Window 95 or 98, go to Start-->Run--> (and type in )charmap it will open a window with your font set. (a menu window at top will allow you to chose an font.) the complete font will be displayed, in some cases, there will even be as scroll bar.

select any character (click on it) on the lower right hand corner of the window, there will be a key code.
hold the Alt key (usually) and use the numeric keypad on the right side of the key board (not the numbers above the letters) type in the key code.
voila
Alt + 0182 (and yes, the zero is needed)in Arial gives you
Alt + 0198in Arial gives you Æ as in Ætna, or Æsop, Þ is Alt + 0222 in many fonts...

if you have a Windows 2000 machine, the char(acter)Map can be found on Start-->Programs-->accessories-->

if you have a Mac, ask AnnaStrophic or Jazzo...

these directions should be copywrited!©

Posted By: Faldage Re: Chicken or Egg, continued - 10/15/02 10:29 AM
if you have a Mac, ask AnnaStrophic or Jazzo...

If you have a Mac and want a thorn you're up the creek. Well, maybe, if you've got the right font up you can get it but if it ain't in KeyCaps fuhgeddaboudit.

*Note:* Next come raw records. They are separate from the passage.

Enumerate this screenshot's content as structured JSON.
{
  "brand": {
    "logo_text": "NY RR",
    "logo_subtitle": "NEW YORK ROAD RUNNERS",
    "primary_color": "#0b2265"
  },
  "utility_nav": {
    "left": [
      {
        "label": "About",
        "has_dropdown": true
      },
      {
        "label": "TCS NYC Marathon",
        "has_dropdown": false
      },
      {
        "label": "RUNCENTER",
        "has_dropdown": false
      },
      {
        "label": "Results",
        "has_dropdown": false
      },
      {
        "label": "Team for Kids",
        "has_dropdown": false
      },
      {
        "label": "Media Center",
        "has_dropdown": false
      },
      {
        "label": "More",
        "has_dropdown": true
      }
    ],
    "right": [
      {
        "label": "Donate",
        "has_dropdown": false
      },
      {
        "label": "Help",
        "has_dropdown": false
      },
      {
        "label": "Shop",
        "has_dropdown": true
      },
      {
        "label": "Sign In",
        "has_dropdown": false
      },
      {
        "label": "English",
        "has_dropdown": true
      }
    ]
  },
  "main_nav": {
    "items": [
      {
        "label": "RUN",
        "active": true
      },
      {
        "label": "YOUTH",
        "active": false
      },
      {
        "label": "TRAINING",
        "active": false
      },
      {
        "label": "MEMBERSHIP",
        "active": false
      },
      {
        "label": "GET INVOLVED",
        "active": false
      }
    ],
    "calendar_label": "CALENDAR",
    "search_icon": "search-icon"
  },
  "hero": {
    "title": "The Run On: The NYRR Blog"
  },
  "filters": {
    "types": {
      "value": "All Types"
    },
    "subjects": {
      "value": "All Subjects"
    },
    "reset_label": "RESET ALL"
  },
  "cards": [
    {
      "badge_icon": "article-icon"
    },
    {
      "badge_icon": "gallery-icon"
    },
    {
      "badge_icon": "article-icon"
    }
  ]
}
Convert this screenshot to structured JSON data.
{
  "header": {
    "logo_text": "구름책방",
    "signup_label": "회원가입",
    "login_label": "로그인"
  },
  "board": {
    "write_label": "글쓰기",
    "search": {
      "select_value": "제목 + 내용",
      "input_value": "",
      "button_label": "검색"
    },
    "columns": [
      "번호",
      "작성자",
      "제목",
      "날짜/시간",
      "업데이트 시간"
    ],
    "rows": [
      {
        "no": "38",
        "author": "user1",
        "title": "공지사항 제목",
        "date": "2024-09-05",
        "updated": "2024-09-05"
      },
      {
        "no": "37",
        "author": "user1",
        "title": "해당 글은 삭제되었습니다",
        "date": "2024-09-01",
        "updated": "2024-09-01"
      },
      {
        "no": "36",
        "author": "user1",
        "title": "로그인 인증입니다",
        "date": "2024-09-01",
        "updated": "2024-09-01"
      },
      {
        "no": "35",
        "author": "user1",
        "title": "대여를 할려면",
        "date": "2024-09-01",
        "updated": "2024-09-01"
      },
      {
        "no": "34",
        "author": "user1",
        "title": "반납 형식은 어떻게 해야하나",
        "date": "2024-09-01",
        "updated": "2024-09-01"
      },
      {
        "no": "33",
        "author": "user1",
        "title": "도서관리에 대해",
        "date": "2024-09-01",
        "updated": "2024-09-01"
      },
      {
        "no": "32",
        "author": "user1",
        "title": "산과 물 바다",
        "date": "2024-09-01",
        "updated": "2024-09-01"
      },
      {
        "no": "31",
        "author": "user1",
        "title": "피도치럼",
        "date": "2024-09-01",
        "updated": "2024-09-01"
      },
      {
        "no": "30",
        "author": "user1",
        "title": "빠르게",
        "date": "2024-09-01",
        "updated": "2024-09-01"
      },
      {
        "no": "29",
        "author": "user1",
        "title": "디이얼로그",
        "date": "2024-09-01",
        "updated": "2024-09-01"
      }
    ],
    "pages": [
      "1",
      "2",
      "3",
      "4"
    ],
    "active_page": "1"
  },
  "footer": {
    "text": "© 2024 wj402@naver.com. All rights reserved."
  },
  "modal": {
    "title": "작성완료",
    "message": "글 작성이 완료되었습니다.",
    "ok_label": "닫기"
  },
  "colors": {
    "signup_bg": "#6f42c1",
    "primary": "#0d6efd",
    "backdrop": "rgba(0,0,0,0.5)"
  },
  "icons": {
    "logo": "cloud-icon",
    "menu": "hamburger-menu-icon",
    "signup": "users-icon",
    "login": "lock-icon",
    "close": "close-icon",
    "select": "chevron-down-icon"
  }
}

Posted By: Buffalo Shrdlu Re: Chicken or Egg, continued - 10/15/02 12:13 PM
there's a wonderful mac freeware app called Font Explorer which is the best I've found(and I've looked ). you can find it here:
http://pages.infinit.net/trottier/fexpl.html
unfortunately, I don't find the thorn in any of the standard fonts...

Posted By: AnnaStrophic Thorny fonts - 10/15/02 12:36 PM
This site looks to be chock-full of places to retrieve Mac thorns. Odd that my Mac fonts include the eth (which doesn't reproduce here) but not the thorn. You gotta be careful to choose one that'll reproduce both in word-processing and on websites. I'm still digging through it all. The best bet seems to be to download Icelandic character code.

http://www.georgetown.edu/cball/oe/oe-fonts.html

Posted By: Bobyoungbalt Re: Thorn - 10/16/02 01:50 AM
Thorn, pronounced like 'th' in the word 'thorn', and eth (crossed 'd') pronounced like 'th' in 'there' were used in Old English, or Anglo-Saxon. This is the standard pronunciation in the West Midland dialect of OE, which is more or less the standard, since that's the one that got written down most often. In other dialects thorn and eth might have been pronounced the opposite way, or both the same. I believe they are also used in Icelandic.

There is no 'th' sound in German. Some words used to be spelled with 'th', like the verb thun which is the spelling in the Luther Bible, but the 'th' was pronounced like 't' and since the beginning of the 19th century, the 'th' has been replaced by 't', so the verb is now spelled 'tun'.